– Когда вы будете в Москве? – спросила она.
– Завтра вечером.
– Только-то? Почему вы не полетели?
– Сам не знаю. Действительно глупо.
Чуть помедлив, я добавил:
– Не тащить же вас было в аэропорт.
Она принужденно улыбнулась.
Я посмотрел на циферблат. До отхода поезда оставалось пять минут. Я понимал, что должен что-то сказать, и, верно, она ждала моих слов, и эти слова вовсе не были бы насилием над собой, но я все не решался их произнести. Как часто я задумывался над этой странной загадкой: почему чуть не с детских лет мы давим в себе то, что просится наружу? Что удерживает нас сказать то, что мы чувствуем? Быть может, мы боимся зависимости, которая возникает от признания? Но разве мы не ощущаем ее тогда, когда молчим? Сколько раз эти непроизнесенные слова могли сделать счастливее нас и тех, кого мы любим! Сколько раз наша скованность или скованность ближних рождала в нас ту неудовлетворенность, тот горький осадок, которые стали нам спутниками и способны отравить наши лучшие минуты. Как легко мы размениваем слова-монетки, слова-кругляшки, но с какой мукой дается нам каждый искренний звук. Нет ничего глупее версии, что молчание – тот золотой запас, который обеспечивает цену слова. Мы создали глубоко книжный образ малоречивого героя, который безмолвствует якобы по причине своего чрезмерного духовного богатства. Мы так усердно подчеркивали все подлинные и мнимые достоинства молчунов, что постепенно приучились их уважать. Никому почему-то не приходит в голову, какими неуместными и оскорбительными могут быть эти многозначительные паузы. Между тем безмолвствующие люди могут быть так же несносны, как безмолвствующие народы. Теперь, когда мне уже не семнадцать и невозмутимый шкипер с трубкой в зубах перестал быть моим недостижимым идеалом, я не тороплюсь пропеть оду молчанию. Я хочу, по крайней мере, убедиться, что я не прославляю немоту.
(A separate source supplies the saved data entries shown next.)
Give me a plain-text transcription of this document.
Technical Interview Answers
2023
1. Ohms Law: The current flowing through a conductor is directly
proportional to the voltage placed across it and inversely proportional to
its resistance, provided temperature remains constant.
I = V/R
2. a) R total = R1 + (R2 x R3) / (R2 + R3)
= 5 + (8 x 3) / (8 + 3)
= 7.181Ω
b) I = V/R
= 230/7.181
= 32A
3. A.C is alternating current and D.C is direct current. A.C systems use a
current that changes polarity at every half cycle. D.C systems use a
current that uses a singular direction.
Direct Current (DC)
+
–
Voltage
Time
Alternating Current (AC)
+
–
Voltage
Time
Все эти мысли лихорадочно проносились в моей голове, а мгновения меж тем текли, и проводница жестом показала мне, что пора подняться в вагон. И тогда я неловко обнял Нину Константиновну – при этом цветы в правой руке сильно меня стесняли – и поцеловал куда-то в крохотное местечко над верхней губой. Она ответила таким же неуверенным, слабым поцелуем.
Надо было идти.
– До свидания, – сказал я, – до свидания. Я позвоню вам в тот же вечер… Вы будете дома?
Лицо ее было белей, чем обычно, белыми были даже скулы, которые почти всегда краснели в минуту волнения.
Наконец она сказала:
– Постарайтесь быть счастливым.
И тут же поезд тронулся. Я стоял в тамбуре, мешая проводнице, и вовсю размахивал цветами, и улыбался глупо и напряженно, внутренне презирая себя за эту улыбку.
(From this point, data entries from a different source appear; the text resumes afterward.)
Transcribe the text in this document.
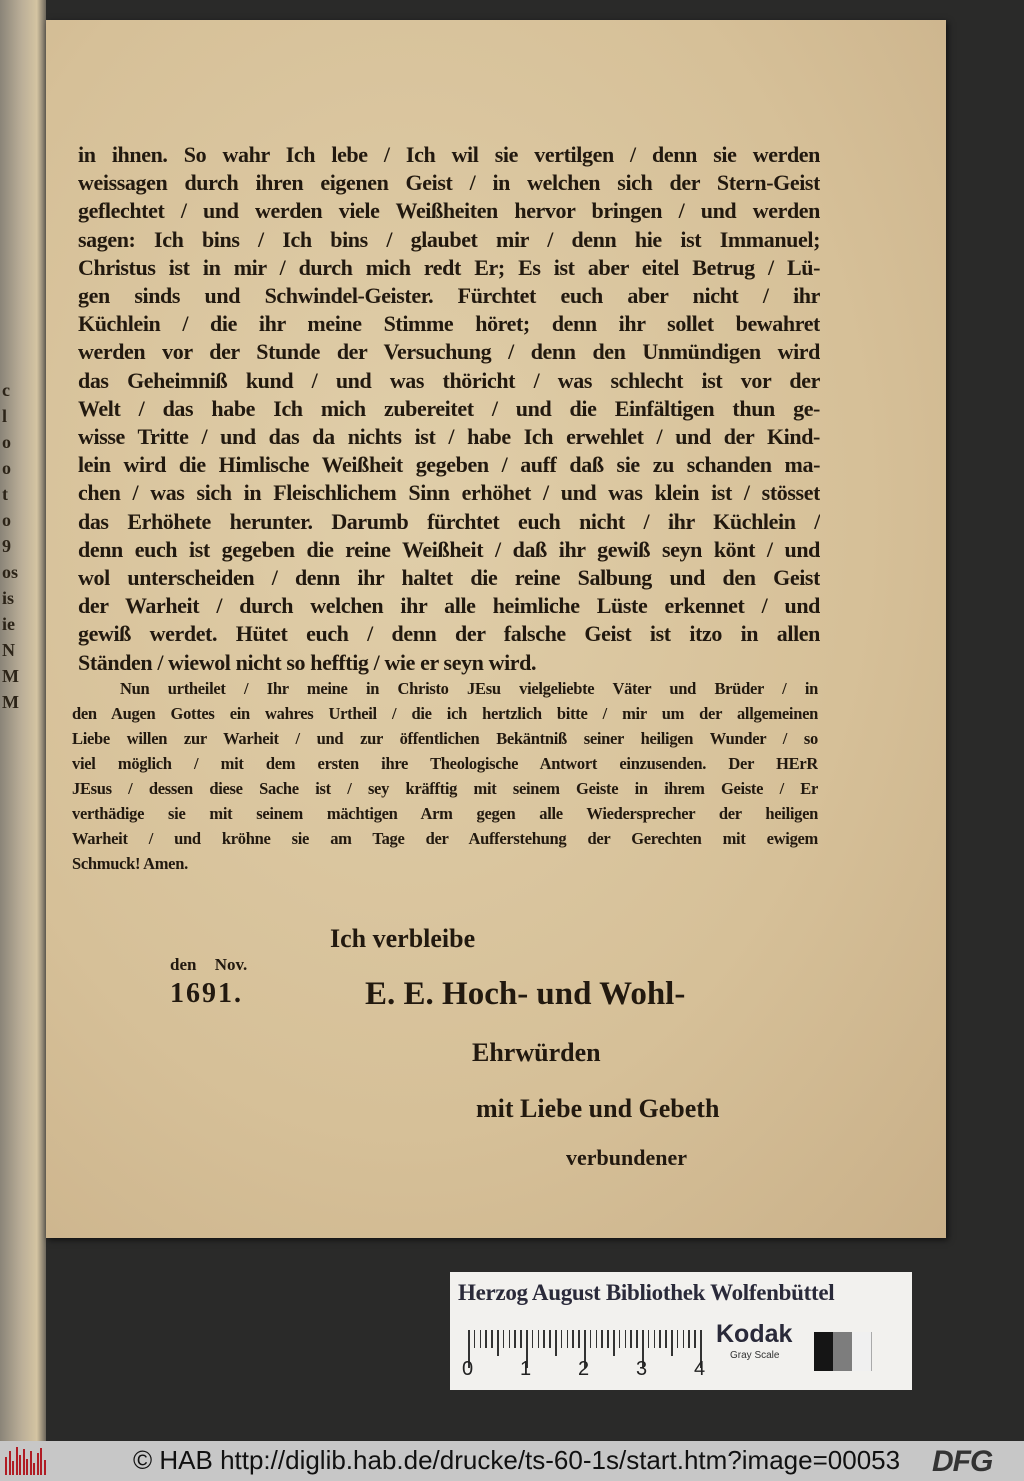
c
l
o
o
t
o
9
os
is
ie
N
M
M
in ihnen. So wahr Ich lebe / Ich wil sie vertilgen / denn sie werden
weissagen durch ihren eigenen Geist / in welchen sich der Stern-Geist
geflechtet / und werden viele Weißheiten hervor bringen / und werden
sagen: Ich bins / Ich bins / glaubet mir / denn hie ist Immanuel;
Christus ist in mir / durch mich redt Er; Es ist aber eitel Betrug / Lü-
gen sinds und Schwindel-Geister. Fürchtet euch aber nicht / ihr
Küchlein / die ihr meine Stimme höret; denn ihr sollet bewahret
werden vor der Stunde der Versuchung / denn den Unmündigen wird
das Geheimniß kund / und was thöricht / was schlecht ist vor der
Welt / das habe Ich mich zubereitet / und die Einfältigen thun ge-
wisse Tritte / und das da nichts ist / habe Ich erwehlet / und der Kind-
lein wird die Himlische Weißheit gegeben / auff daß sie zu schanden ma-
chen / was sich in Fleischlichem Sinn erhöhet / und was klein ist / stösset
das Erhöhete herunter. Darumb fürchtet euch nicht / ihr Küchlein /
denn euch ist gegeben die reine Weißheit / daß ihr gewiß seyn könt / und
wol unterscheiden / denn ihr haltet die reine Salbung und den Geist
der Warheit / durch welchen ihr alle heimliche Lüste erkennet / und
gewiß werdet. Hütet euch / denn der falsche Geist ist itzo in allen
Ständen / wiewol nicht so hefftig / wie er seyn wird.
Nun urtheilet / Ihr meine in Christo JEsu vielgeliebte Väter und Brüder / in
den Augen Gottes ein wahres Urtheil / die ich hertzlich bitte / mir um der allgemeinen
Liebe willen zur Warheit / und zur öffentlichen Bekäntniß seiner heiligen Wunder / so
viel möglich / mit dem ersten ihre Theologische Antwort einzusenden. Der HErR
JEsus / dessen diese Sache ist / sey kräfftig mit seinem Geiste in ihrem Geiste / Er
verthädige sie mit seinem mächtigen Arm gegen alle Wiedersprecher der heiligen
Warheit / und kröhne sie am Tage der Aufferstehung der Gerechten mit ewigem
Schmuck! Amen.
Ich verbleibe
den Nov.
1691.	E. E. Hoch- und Wohl-
Ehrwürden
mit Liebe und Gebeth
verbundener
Herzog August Bibliothek Wolfenbüttel
0 1 2 3 4
Kodak
Gray Scale
© HAB http://diglib.hab.de/drucke/ts-60-1s/start.htm?image=00053 DFG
Некоторое время она шла вслед за поездом, потом отстала и замерла на месте, и фигурка ее все уменьшалась и уменьшалась, пока совсем не исчезла из виду.
Вновь за вагонным окном мелькали пристанционные строения, вновь бежали рядом десятки железнодорожных путей, переплетавшихся самым причудливым образом, а потом они точно ушли в землю, а земля вдруг вытянулась в тугую струну, и остался только один наш путь, он дрожал и гремел под колесами.
Я стоял у окна в коридоре, покамест не стемнело. Сначала пролетали знакомые платформы – на них еще распространялась власть моего города, потом пошли другие названия, и каждое из них приближало меня к Москве.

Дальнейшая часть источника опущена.